Application of Act to Scotland: modifications
Question proposed, That the clause stand part of the Bill.
Mrs. Lait: As one of only two Scottish voices on the Committee, I would like to discuss clause 183 and, with your permission, Mr. Illsley, clause 187. If I read the Bill correctly, both clauses refer to powers being handed to Scotland. If we discuss both clauses now, we will not have to reiterate the arguments when we get to clause 187. The clause is entitled “Application of Act to Scotland”. Clause 187 is entitled “Extent”, and lists those provisions that apply to England and Wales and those that apply to Scotland, in a number of areas.
Scotland has devolved power over planning issues, but the UK retains its power over issues such as energy policy. The clause refers to various parts of the Bill under which there are modifications for Scotland. It omits provisions relating to various development consent orders, in particular paragraphs (e) and (f) of clause 105(4), which relate to electricity generation. The question is whether that affects merely the planning implications of the development consent orders or whether it will allow the Scottish Parliament to take authority over the provision and, hence, the policy. By allowing the clauses to pass, will we allow the Scottish Parliament to take power over the policy for the provision of energy, as opposed to the planning?
The Scottish Parliament, the Scottish Government and the previous coalition that ran the Scottish Parliament have all set their faces against rebuilding nuclear power stations on the sites in Scotland where there is already planning consent. Scotland has historically been a net exporter of power to England. If those three nuclear power stations are not rebuilt, England and Wales will start being a net exporter of power to Scotland. That would be a shift in policy. Has this UK Parliament agreed that there should be such a shift or are we, under the Bill, allowing that shift in energy policy to be made?
If my reading of clause 187 is correct—as I have always said, I am no lawyer—it leaves only pipelines as an issue that is across Scottish and English borders. We understand the need for that provision, but in essence, are we not potentially handing control over pipelines for gas, electricity and water to Scotland? Are we inadvertently doing that by agreeing to these clauses? If the Minister can reassure me that we are not and that we do not have any constitutional arguments over this matter, I will be quite happy not to press my concerns further. If I am left with any concern about the quiet handing over to Scotland of control of UK policy, I will certainly return to the issue on another occasion.
Mr. Dhanda: Clause 183 requires that when considering the Bill’s extent to Scotland, which is only in relation to cross-border oil and gas country pipelines, certain modifications must be made to particular provisions to ensure that they give the proper effect with regard to Scottish legislation. This is a basic clause to reflect the fact that Scotland is a separate jurisdiction from England and Wales.

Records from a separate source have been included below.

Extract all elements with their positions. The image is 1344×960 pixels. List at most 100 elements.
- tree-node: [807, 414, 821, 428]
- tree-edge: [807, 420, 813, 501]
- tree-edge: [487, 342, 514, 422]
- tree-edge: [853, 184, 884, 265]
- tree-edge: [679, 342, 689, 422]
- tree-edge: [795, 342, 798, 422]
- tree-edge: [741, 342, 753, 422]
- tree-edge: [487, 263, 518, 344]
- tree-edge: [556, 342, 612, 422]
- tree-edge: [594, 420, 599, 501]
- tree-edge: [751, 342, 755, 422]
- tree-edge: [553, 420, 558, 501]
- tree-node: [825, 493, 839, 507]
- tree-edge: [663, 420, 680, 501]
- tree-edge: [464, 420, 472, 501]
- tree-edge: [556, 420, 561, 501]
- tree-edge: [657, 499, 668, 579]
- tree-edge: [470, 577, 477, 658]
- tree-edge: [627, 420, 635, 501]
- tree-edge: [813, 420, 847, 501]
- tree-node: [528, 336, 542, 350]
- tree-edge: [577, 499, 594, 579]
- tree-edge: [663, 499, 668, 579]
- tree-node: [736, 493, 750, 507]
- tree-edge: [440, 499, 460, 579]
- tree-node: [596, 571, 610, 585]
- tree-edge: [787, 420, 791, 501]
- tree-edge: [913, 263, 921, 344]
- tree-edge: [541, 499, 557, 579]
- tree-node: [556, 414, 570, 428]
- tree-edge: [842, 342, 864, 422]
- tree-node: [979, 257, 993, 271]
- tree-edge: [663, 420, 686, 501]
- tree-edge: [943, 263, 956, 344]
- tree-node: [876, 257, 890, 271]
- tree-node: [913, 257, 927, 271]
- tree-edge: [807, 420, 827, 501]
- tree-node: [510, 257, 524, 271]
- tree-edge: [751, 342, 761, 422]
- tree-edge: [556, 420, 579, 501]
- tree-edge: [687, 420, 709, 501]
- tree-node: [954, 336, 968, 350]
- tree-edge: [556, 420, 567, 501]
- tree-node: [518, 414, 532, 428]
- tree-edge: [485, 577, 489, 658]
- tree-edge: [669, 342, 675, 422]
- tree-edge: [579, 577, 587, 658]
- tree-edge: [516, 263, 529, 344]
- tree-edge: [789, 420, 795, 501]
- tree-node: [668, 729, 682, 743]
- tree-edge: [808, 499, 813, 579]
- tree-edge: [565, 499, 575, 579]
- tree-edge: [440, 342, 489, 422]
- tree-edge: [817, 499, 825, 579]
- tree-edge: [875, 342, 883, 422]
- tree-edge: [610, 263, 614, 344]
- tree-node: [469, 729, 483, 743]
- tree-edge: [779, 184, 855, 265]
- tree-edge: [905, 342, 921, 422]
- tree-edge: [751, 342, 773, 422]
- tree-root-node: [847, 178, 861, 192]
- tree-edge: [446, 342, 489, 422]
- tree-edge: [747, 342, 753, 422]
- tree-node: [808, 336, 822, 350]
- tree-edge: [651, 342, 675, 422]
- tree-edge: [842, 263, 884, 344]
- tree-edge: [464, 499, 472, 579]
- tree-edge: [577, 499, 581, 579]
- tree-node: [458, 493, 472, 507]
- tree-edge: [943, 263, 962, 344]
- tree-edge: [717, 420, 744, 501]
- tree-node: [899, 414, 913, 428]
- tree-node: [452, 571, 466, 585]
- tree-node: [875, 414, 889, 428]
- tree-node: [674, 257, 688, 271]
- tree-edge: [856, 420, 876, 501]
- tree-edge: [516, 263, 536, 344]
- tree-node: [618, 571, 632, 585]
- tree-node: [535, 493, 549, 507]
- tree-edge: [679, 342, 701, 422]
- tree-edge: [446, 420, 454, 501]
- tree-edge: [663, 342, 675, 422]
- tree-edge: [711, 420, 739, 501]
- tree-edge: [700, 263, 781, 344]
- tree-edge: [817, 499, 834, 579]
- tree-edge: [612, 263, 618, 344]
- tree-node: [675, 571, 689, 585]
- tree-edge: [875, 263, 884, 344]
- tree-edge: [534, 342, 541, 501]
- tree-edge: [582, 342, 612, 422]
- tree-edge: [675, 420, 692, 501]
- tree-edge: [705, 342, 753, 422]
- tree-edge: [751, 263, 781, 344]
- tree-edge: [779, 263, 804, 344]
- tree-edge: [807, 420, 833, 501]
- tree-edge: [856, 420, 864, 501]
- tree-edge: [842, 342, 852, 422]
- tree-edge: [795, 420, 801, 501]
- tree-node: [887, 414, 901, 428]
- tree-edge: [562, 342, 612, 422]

Clause 187 defines how the Bill extends to England, Scotland and Wales.
Mrs. Lait: Yes, Scotland is a separate jurisdiction for planning. It is not a separate jurisdiction for energy policy. I should have thought that pipelines were part of energy policy.
Mr. Dhanda: Neither clause 183 nor clause 187 refer to powers in Scotland. They are specifically related to planning issues. I hope that that helps to clarify the issue for the hon. Lady. I could not make it any clearer than that. Clause 187 has been drafted in such a way as to ensure that the devolution settlement is respected. I commend both clauses to the Committee.
Mrs. Lait: I accept the Minister’s assurance that the provision applies only to planning. On that basis, I will not press the matter to a vote, although we might have to return to it on Report.
Clause 183 ordered to stand part of the Bill.
Clause s 18 4 and 185 ordered to stand part of the Bill.